Amirallere suikast kumpasında adı sebepsiz geçiyordu: Yargıtay Perinçek’i haklı buldu

FETÖ’nün amirallere suikast kumpasında adı niteleme yapılmadan iddianameye eklenen Doğu Perinçek, açtığı davada haklı bulundu. Yargıtay Hukuk Genel Kurulu, FETÖ’cü savcı Süleyman Pehlivan’ın keyfi davrandığına belirtti.

Vatan Partisi Genel Başkanı Doğu Perinçek, FETÖ’nün amirallere suikast kumpasına yönelik açtığı davada haklı bulundu. Adı Amirallere Suikast davası iddianamesinde herhangi bir nitelemede bulunmaksızın yer aldığı gerekçesiyle dava açan Perinçek, manevi tazminat almaya hak kazandı.

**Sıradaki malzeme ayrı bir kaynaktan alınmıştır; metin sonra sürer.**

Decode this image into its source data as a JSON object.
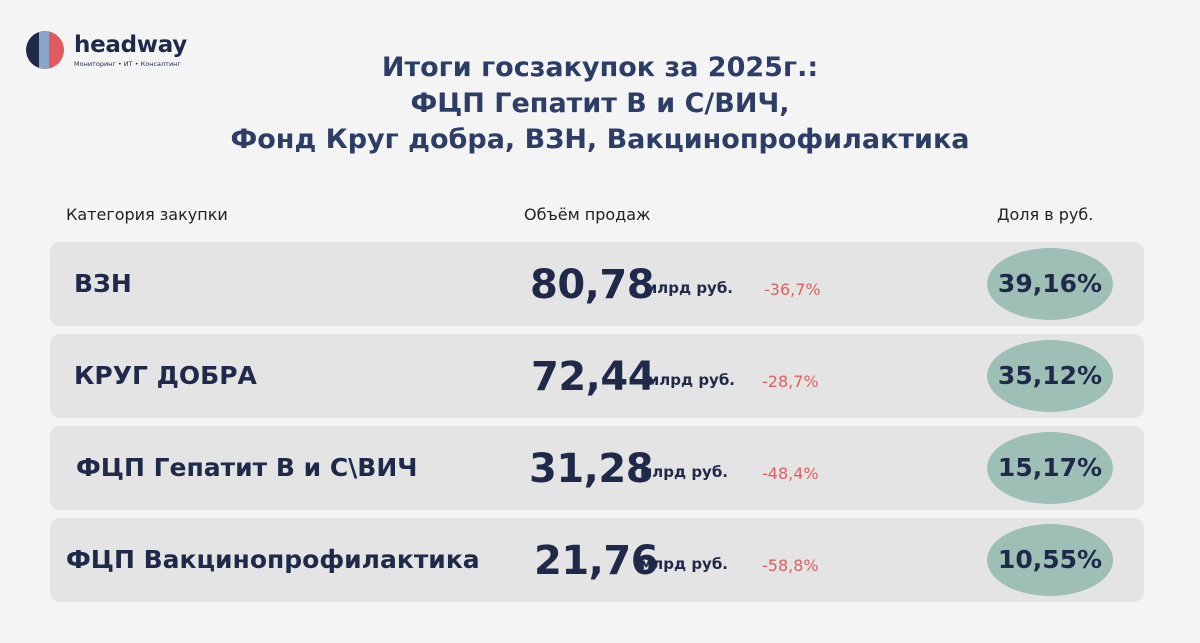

2009’da başlayan Amirallere Suikast kumpasının soruşturma aşamasında Perinçek’in kitapları, yazıları ve özgeçmişine ilişkin bilgiler ele geçirilerek iddianameye eklendi. Perinçek, kişisel bilgilerinin Ceza Muhakemesi Kanununca (CMK) aykırı delil niteliğinde olduğunu belirterek kişilik değerlerine saldırı olduğunu ifade etti.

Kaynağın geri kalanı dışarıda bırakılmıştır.